Cngr Advanced Material Co., Ltd. initiated its global offering on November 7, with pricing expected on November 13 and trading scheduled to commence on the Hong Kong Stock Exchange on November 17. The price range for the offering is set at HKD 34.00-37.80 per share, with a base issuance of approximately 104 million shares, translating to a fundraising scale of HKD 3.54-3.94 billion. If the over-allotment option is fully exercised, the total proceeds could reach HKD 4.08-4.53 billion. Against the backdrop of a sluggish stock price, state capital divestment, and declining profits, this Hong Kong IPO appears to be a desperate capital move by the company, with retail investors potentially bearing the brunt of the risks.
After raising billions in A-shares, the company is swiftly turning to Hong Kong. However, weak stock performance and insufficient discounts have diminished the appeal of this "second-marriage stock." As a key player in China's new energy battery materials sector, Cngr Advanced Material debuted on the ChiNext board in December 2020, raising approximately CNY 1.27 billion in its initial public offering. Subsequent private placements in November 2021 and November 2022 raised CNY 5 billion and CNY 4.3 billion, respectively, bringing total fundraising to over CNY 10 billion. Despite this, its A-share price has underperformed, leaving early private placement investors with paper losses exceeding 40% (post-split adjusted). Many investors from the second private placement also exited at a loss after lock-up periods ended.
Disclosure reports show that by the end of 2024, funds from its IPO and 2021 private placement were fully utilized, while only CNY 12,100 remained from the 2022 placement—effectively exhausting CNY 10 billion in under five years. Now, the company is seeking fresh capital in Hong Kong.
The current price range represents a 29.2%-36.3% discount to its A-share closing price of CNY 48.67 on November 12. Compared to similar projects this year, Cngr's discount is slightly below reasonable levels. Recent "second-marriage stock" performances have been poor: Seres Group fell 10% on its debut and is now down 12% from its offer price; Joyson Electronics, with a comparable market cap, dropped 8% on day one and has declined nearly 21% since. Autonomous driving firms Pony.ai and WeRide also saw 10% first-day drops despite their "discount appeal."
Market participants have decoded the pricing logic: these discounts reflect valuation and liquidity gaps between markets rather than offering safety margins. Thus, such listings provide limited upside for IPO subscribers, especially leveraged retail investors. Online forums show growing skepticism toward these stocks.

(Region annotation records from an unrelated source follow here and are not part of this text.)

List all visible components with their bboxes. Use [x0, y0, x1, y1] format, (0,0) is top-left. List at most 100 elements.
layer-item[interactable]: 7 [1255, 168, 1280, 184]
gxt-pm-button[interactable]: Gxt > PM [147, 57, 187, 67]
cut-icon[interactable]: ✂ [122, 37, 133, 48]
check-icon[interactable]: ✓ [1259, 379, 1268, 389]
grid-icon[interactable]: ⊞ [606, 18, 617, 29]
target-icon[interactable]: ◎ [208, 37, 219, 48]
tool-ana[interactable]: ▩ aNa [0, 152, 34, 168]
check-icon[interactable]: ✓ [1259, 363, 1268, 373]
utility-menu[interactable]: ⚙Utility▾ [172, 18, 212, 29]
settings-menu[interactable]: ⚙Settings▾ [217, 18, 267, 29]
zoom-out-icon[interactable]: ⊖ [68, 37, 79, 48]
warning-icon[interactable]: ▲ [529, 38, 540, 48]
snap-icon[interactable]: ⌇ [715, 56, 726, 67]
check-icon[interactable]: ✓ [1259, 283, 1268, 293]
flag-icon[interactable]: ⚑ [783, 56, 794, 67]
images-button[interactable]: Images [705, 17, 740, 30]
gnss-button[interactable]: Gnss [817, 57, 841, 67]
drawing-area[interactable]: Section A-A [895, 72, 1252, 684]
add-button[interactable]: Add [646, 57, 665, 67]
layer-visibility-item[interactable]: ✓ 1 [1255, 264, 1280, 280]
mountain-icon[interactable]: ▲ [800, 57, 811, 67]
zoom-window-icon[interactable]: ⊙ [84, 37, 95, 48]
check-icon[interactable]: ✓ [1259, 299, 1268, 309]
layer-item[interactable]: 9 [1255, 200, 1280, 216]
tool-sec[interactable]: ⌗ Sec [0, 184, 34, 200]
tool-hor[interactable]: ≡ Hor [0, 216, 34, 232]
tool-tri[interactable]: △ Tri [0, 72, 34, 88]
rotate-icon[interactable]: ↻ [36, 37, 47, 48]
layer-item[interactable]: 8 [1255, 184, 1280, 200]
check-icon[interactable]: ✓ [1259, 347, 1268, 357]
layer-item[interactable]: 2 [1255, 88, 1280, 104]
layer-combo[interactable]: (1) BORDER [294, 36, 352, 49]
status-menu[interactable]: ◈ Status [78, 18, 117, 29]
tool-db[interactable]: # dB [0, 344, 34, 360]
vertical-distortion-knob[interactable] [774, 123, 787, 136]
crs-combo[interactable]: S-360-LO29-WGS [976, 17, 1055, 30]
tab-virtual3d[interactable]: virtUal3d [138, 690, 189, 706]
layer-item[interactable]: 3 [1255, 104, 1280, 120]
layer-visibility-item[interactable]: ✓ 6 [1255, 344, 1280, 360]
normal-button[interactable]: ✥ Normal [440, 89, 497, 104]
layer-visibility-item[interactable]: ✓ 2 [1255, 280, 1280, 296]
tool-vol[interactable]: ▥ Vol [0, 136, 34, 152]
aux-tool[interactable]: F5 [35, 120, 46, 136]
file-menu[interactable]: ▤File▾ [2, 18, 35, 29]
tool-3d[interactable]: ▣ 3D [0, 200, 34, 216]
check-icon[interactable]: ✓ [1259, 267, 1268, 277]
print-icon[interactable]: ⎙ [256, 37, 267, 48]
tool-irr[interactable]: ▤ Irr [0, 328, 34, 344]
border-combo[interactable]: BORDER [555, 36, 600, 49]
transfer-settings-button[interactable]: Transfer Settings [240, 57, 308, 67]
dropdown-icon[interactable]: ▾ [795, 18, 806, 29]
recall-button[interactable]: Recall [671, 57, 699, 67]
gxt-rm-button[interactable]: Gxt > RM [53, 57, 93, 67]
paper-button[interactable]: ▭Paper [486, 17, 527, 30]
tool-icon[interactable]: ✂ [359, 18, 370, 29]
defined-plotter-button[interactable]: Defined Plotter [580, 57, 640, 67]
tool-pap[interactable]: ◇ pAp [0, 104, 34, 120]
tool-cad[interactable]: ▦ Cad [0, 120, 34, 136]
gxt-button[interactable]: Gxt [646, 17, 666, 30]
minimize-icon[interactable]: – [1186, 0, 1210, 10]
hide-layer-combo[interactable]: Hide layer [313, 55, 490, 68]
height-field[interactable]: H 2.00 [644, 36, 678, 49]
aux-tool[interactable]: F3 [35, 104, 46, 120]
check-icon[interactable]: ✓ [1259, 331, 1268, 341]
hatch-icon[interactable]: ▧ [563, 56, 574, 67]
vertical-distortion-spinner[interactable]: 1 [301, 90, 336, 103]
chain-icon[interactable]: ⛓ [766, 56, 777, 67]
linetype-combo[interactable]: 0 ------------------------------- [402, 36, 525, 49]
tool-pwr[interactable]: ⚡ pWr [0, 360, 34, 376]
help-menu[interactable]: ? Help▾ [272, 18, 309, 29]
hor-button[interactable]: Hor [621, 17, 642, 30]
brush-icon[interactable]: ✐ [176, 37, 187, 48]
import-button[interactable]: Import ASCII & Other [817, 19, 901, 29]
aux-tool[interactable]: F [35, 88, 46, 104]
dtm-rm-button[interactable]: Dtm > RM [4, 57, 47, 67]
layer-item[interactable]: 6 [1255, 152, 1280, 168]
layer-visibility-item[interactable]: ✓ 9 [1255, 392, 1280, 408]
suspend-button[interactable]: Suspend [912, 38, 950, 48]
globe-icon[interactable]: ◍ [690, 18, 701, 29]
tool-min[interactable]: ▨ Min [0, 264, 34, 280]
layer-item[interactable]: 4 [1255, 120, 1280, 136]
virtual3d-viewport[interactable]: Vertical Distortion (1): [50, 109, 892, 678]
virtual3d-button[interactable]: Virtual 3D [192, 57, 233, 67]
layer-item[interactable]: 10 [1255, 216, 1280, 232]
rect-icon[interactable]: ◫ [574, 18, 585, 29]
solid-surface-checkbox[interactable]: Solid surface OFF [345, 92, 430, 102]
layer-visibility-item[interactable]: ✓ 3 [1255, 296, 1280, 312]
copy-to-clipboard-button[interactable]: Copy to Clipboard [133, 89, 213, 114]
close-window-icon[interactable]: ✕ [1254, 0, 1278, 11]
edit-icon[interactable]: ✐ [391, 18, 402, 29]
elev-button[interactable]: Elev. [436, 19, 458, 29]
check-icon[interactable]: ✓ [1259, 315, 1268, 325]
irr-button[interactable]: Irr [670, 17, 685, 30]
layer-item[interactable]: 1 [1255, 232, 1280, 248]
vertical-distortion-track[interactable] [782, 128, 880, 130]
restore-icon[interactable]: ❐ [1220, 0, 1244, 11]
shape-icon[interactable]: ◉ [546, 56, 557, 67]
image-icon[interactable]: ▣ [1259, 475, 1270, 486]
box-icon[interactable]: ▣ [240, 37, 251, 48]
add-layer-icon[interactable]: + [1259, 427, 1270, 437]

Government and industrial capital dominate the cornerstone investor lineup, while foreign long-term participation remains weak. Nine cornerstone investors committed USD 210 million (46.8% of the offering), but the concentration raises concerns. Guizhou's New Industrialization Fund (USD 97.8 million) and Hunan Xingxiang Emerging Industry Fund (USD 10 million) highlight local government support, which often comes with strings attached. Five industrial partners—including Xiamen ITG and CALB—invested USD 79.7 million (17%), prioritizing business synergies over valuation. Only two financial investors participated: hedge fund North Rock (USD 15 million) and Gaoyi Capital (USD 11 million), with the former focused on short-term gains.
On the A-share front, sentiment is mixed. State-backed China Enterprise Rural Industry Investment Fund reduced its stake in Q3 2025—a negative signal—while northbound holdings remain below 2% of total shares, with no foreign institutions among major liquid holders. This lack of foreign endorsement may pressure valuations in Hong Kong's foreign-dominated market.
Profitability continues to lag revenue growth, with raw material volatility squeezing margins. Despite 2024 revenue growing 17% to CNY 40.2 billion, net profit fell 24.6% to CNY 1.47 billion—its first annual decline. The trend worsened in 2025: Q1-Q3 revenue rose just 10.4% YoY to CNY 33.3 billion, while net profit dropped 15.9% to CNY 1.11 billion.
As a battery materials firm heavily reliant on nickel and cobalt without upstream resources, Cngr faces commodity price risks. H1 2025 saw nickel-based material gross margins dip 0.6pp to 17.8%, continuing their downtrend. Cobalt-based margins rose 17pp to 25.9% due to price swings, but this segment contributes under 7% of revenue, offering minimal offset. Phosphorus-based materials have been loss-making since 2023, with H1 2025 margins at -10.5%.
Overseas expansion has also disappointed: international sales surpassed domestic for the first time (50.6% of total), but overseas margins plunged to 10.6%—2.7pp below China operations—due to high costs and weak pricing power, dragging overall profitability lower.